Thursday, July 07, 2011

How-To: Configure SSTP RAS VPN server on 2008 R2

For anyone working on getting a 2008 SSTP server running properly, or just looking for some guidance, I strongly recommend Microsoft's "SSTP Remote Access Step-by-Step Guide: Deployment" . The step-by-step walk through is useful. Before you get started through, make sure you check out "How to troubleshoot Secure Socket Tunneling Protocol (SSTP) based connection failures when client fails to connect to SSTP VPN server giving error message 0x80092013" (KB961880).

As for tips... if you're following the step-by-step guide... after you've installed the Active Directory Certificate services, and the Certification Authority Web Enrollment (essentially the same step), but before you "request a server authentication certificate" by hitting http://localhost/certsrv on your new SSTP/RAS server do the stuff explained in KB961880 before proceeding on and finishing the SSTP step-by-step guide. This is an important step, because if you do not do it, and instead just follow the step-by-step guide... when you finish and you're testing the SSTP VPN client, you will get the following error: "The revocation function was unable to check revocation because the revocation server was offline. 0x80092013".
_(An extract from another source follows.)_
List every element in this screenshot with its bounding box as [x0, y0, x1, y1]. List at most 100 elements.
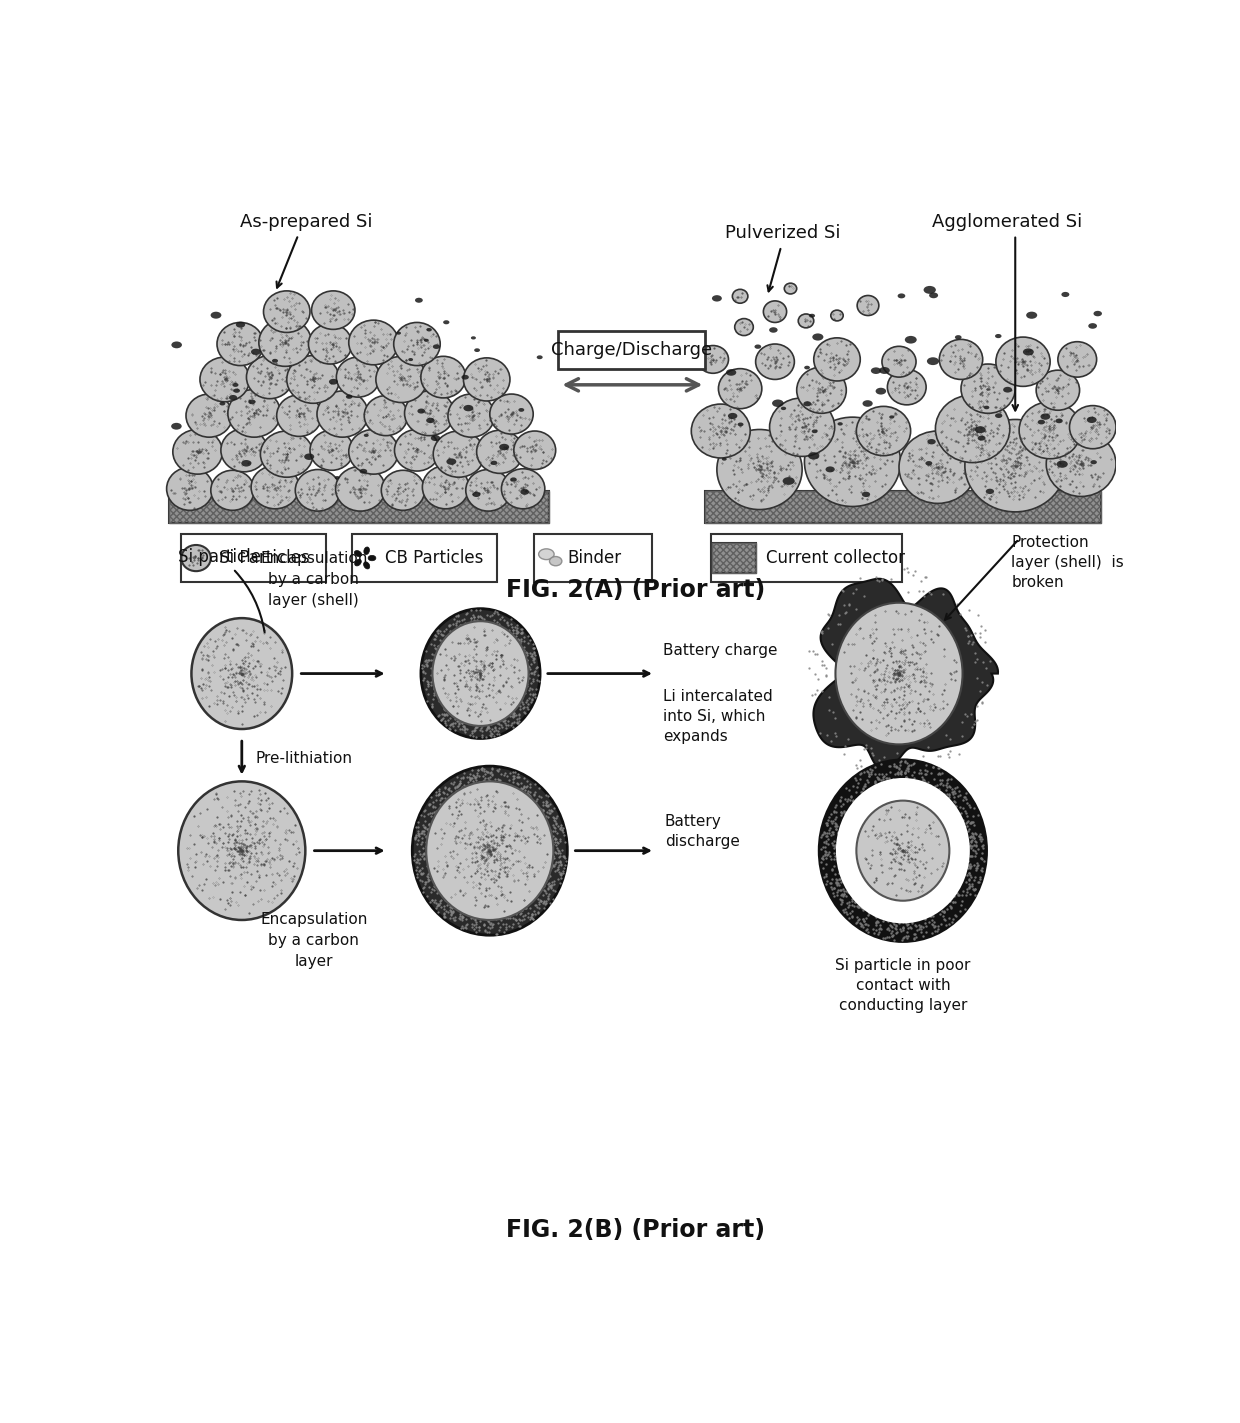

For what it's worth... I actually spent some time researching a couple of other non-Microsoft guides when getting started, and those turned out to cause me more problems than had I just started with the Microsoft guide. Also, if you're knee deep in errors, like "error 812", or "ID 4402"... and in the back of your mind you're wondering things like... "Do I need Active Directory functional level to be at 2008?", or "Do I need a 2008 DC?", the answer to both is no. Your 2003 Native mode DC's are just fine.

So if you're running into errors like the above, or windows local authentication works, but domain authentication doesn't, and it's not yet a production server... save yourself some time, check out Microsoft's guide, and start-over.

1 comment:

Anonymous said...

Thanks for confirming you can do SSTP with a 2003 DC, saves me a couple of hours trying this out.